Textual diff would be 2 lines in both examples.
There are many possible situations, and I admit that in some tree-based approach is better, but there are many situations where you need better granularity than is possible without leaking the lower level. With text format that lower level is human-readable, and you can automerge unsafely (but concisely) and leave fixing the result to human. With binary format if you couldn't detect concise description of the change - you just show "everything was deleted and that new file was added" which isn't particulary helpful to the person that merge changes.
Can you merge word documents or databases? There's certainly market for that.
7 replies →
That's a kludge. "True" form is text and the the IDEs add a layers on top.
Why is text the "true" form? What's the difference between an IDE that uses text as the "true" form and one which uses a tree as the "true" form but uses text as the UI and serialization format?
4 replies →
That's why my favourite language does represent source code as trees…
That is, in Lisp the source is lists of lists and atoms, which are trees of data. It's pretty cool.
All languages actually represent source code as trees. It's just that the shavings are less obvious in other languages.
It would be nice to have an IDE that surfaced something like the AST. Of course lots do to some extent, but I bet there is room for improvement here. This also seems like a place where Lisp would have an advantage since the syntax is so transparent.
For readers of yesterday's article about whether all the "easy" stuff has already been accomplished, here is an easy-to-read survey of the state of the art in diffing trees:
http://useless-factor.blogspot.com/2008/01/matching-diffing-...
That sounds like a pretty interesting topic to research! And I note that his oldest citation is from 1997, and most are from the last ten years. He also briefly mentions "operational transformation," which I agree seems related and is another area of ongoing research.
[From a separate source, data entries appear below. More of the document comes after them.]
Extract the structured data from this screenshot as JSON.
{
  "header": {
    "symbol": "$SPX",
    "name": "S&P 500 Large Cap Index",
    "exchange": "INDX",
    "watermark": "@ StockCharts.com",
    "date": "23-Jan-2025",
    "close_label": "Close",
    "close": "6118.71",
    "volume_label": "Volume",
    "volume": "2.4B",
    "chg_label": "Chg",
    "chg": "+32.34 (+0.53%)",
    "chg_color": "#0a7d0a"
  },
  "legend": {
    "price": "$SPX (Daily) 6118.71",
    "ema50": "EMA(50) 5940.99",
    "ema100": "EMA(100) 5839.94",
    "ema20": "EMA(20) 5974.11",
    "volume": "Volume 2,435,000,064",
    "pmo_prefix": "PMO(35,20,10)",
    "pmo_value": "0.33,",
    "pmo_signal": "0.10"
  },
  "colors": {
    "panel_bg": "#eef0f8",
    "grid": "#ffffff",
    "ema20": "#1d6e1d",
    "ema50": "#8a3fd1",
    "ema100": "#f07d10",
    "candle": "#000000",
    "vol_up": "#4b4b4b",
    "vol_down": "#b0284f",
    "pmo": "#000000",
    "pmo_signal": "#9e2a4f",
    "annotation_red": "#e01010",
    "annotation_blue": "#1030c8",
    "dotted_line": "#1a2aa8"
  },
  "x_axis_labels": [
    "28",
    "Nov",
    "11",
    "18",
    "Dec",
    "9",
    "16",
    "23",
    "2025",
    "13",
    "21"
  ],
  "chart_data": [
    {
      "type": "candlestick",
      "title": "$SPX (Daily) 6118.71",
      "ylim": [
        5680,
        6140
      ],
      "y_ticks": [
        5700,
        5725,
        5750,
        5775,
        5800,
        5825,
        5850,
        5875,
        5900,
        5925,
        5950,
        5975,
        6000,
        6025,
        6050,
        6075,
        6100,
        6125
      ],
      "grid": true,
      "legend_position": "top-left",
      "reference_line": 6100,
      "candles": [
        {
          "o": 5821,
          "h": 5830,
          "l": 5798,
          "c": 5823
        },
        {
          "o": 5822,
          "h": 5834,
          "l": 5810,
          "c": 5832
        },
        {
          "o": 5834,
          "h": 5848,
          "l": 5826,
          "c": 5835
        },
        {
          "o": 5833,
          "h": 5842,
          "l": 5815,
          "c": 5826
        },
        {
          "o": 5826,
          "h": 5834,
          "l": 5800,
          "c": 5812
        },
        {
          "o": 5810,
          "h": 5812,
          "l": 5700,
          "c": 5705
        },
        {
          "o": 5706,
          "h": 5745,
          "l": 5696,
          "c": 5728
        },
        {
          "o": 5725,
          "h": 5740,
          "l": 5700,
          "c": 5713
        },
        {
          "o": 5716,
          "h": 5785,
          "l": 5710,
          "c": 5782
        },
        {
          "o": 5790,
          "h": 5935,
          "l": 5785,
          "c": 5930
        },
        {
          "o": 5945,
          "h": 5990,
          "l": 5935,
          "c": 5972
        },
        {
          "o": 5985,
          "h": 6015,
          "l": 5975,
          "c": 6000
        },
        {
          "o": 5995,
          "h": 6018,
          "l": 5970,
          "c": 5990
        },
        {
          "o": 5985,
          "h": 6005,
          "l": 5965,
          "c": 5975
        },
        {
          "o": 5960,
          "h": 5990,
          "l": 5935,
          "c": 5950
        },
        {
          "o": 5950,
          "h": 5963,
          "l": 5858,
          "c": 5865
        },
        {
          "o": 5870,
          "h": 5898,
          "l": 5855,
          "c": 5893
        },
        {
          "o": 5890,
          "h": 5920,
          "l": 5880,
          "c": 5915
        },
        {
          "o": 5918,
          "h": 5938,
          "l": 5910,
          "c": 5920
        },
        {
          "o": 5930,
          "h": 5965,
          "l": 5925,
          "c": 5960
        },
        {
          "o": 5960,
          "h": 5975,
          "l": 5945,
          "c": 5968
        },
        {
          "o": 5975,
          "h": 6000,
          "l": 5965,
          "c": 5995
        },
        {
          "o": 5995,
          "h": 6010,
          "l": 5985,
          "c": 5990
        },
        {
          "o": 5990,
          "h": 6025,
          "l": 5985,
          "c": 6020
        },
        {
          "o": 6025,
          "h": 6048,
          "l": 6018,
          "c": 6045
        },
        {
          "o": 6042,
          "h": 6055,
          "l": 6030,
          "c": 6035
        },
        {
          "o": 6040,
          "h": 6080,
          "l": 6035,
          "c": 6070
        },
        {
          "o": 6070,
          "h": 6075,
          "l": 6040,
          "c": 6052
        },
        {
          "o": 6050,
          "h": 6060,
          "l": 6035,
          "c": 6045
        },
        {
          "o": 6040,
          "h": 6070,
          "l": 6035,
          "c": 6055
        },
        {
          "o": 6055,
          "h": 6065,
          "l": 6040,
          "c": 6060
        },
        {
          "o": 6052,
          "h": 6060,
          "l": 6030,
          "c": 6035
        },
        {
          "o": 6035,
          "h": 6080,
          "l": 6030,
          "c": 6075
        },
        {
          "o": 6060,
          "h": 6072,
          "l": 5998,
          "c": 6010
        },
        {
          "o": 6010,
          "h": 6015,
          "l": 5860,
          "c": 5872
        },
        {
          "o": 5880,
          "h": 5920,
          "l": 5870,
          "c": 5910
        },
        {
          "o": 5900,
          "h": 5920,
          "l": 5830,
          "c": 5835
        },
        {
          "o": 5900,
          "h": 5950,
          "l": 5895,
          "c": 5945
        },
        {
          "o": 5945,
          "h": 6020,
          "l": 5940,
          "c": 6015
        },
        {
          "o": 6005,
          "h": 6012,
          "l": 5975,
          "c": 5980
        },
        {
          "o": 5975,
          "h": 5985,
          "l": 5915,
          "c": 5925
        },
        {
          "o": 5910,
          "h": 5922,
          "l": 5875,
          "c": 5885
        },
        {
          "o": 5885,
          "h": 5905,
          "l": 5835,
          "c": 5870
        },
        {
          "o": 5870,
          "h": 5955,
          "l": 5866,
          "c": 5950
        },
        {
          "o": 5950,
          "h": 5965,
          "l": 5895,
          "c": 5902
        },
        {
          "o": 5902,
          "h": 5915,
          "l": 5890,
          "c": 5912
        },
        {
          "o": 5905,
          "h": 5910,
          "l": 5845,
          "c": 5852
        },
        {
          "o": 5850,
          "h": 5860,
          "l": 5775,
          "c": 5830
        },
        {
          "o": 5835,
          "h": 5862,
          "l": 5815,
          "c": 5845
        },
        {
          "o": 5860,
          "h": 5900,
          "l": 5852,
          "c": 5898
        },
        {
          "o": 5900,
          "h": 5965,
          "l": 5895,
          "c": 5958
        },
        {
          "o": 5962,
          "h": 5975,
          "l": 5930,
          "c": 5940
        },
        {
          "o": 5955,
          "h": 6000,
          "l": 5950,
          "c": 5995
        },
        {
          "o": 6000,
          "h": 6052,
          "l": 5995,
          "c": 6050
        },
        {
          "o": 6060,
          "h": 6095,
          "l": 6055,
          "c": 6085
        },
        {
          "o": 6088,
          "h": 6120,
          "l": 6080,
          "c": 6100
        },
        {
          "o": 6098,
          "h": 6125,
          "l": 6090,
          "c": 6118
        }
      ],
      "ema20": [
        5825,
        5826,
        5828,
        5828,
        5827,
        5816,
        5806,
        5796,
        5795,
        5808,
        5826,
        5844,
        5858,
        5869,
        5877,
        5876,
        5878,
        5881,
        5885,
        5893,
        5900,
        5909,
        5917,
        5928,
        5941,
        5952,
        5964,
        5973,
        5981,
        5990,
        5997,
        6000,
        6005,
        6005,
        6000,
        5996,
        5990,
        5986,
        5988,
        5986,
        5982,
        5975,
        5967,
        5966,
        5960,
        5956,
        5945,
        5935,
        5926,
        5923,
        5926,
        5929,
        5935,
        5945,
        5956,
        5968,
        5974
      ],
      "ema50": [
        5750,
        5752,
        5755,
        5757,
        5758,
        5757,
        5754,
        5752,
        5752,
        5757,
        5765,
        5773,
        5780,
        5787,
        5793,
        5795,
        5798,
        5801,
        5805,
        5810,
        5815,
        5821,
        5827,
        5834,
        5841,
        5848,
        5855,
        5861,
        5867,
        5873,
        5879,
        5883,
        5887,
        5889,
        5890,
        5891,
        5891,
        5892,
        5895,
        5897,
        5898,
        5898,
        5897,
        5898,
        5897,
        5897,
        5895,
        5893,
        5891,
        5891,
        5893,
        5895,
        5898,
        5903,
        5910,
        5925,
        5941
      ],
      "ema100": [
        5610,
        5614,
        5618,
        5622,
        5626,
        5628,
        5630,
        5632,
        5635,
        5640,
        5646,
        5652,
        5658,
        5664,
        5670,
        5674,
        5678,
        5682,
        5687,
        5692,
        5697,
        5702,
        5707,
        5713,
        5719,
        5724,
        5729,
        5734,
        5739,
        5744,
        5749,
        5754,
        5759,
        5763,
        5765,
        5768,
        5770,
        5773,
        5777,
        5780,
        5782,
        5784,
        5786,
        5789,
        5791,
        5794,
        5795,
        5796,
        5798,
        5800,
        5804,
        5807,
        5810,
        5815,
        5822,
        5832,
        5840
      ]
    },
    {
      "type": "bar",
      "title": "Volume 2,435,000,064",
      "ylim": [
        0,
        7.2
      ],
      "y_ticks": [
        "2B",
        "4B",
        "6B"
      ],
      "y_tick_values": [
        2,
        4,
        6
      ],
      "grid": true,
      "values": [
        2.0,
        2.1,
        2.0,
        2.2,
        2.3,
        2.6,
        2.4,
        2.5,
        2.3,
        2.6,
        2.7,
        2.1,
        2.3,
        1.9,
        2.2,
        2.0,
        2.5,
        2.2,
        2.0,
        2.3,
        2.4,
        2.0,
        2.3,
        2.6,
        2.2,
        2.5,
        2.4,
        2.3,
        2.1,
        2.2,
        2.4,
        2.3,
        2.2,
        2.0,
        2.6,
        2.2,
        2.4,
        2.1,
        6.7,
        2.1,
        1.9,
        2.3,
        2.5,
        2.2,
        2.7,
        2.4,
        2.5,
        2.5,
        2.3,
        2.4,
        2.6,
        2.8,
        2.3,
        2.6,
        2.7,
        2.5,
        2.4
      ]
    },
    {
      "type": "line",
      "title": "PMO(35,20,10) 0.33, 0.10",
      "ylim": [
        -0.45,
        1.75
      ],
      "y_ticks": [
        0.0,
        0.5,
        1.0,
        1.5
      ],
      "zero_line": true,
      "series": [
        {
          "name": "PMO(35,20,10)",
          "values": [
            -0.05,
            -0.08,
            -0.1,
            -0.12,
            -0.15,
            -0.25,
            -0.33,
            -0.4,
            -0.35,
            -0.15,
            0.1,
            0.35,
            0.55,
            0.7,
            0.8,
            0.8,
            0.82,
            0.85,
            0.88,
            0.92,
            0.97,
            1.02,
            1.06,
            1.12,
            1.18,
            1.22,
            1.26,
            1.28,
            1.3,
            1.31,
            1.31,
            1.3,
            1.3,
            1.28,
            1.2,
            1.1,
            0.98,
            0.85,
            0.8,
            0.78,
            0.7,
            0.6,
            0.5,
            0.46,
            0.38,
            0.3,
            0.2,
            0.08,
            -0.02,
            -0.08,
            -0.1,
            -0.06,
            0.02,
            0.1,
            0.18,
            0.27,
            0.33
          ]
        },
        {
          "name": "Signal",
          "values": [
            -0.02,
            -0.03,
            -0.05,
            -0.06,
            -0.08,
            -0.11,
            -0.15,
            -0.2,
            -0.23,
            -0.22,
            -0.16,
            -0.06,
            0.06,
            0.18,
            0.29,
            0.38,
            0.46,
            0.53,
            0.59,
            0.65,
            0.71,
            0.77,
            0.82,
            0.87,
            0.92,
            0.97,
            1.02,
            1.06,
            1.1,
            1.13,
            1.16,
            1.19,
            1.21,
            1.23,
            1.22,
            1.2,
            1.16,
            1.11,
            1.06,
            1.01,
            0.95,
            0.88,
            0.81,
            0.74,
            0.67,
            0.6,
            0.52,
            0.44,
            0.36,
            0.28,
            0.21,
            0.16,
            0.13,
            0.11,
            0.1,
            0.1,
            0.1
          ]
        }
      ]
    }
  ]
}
Both topics seem like they would have lots of practical applications, but right now the general-purpose tooling is weak or doesn't exist. So there is room not just for research but also for folks to implement that research.
Our ‘plain text’ is unfortunately not up to the task of representing all human written text; I'm thinking specifically of traditional mathematical notation, which is also a tree structure represented in two dimensions, and ancestral to programming notation, in that we first squeezed mathematical notation down to one dimension¹ and then augmented it with notations for control flow.
¹with a few forgotten exceptions like the Klerer-May system.
TeX, runoff, others.
> prefer plain text over most "smart" formats
To be usable and easily read, plain text needs word spacing and line breaking, which is a form of "smart" formatting.
> Why have we settled on programs written in text?
Again, text with newlines, indenting, and fixed width fonts, without which it can't be read. So we're talking 2D text here.
Totally agree! Plaintext is an unnormalized form of program code, and working in it generates all sorts of artificial problems. I've started various pet projects to try to be able to edit the AST naturally, but haven't seen much success yet. The UX is really difficult.
I think the Light Table team is trying to do this now with Eve, although it sounds like they are turning it into something even more revolutionary but further from textual visualization.
working in it generates all sorts of artificial problems.
Indeed. Escaping characters from comments or strings is one obvious example. Programmers serve the compiler instead of the other way around.
I've started various pet projects to try to be able to edit the AST naturally, but haven't seen much success yet. The UX is really difficult.
I've also been working in it some months ago, using SQLite and Lazarus. I hope I can recover the project now.
If you or someone else are interested, feel free to contact me by email, it's (for real) in the profile.
The solution for graph representation in a program is "program graph over text". The same way as web pages are described as "HTML over text".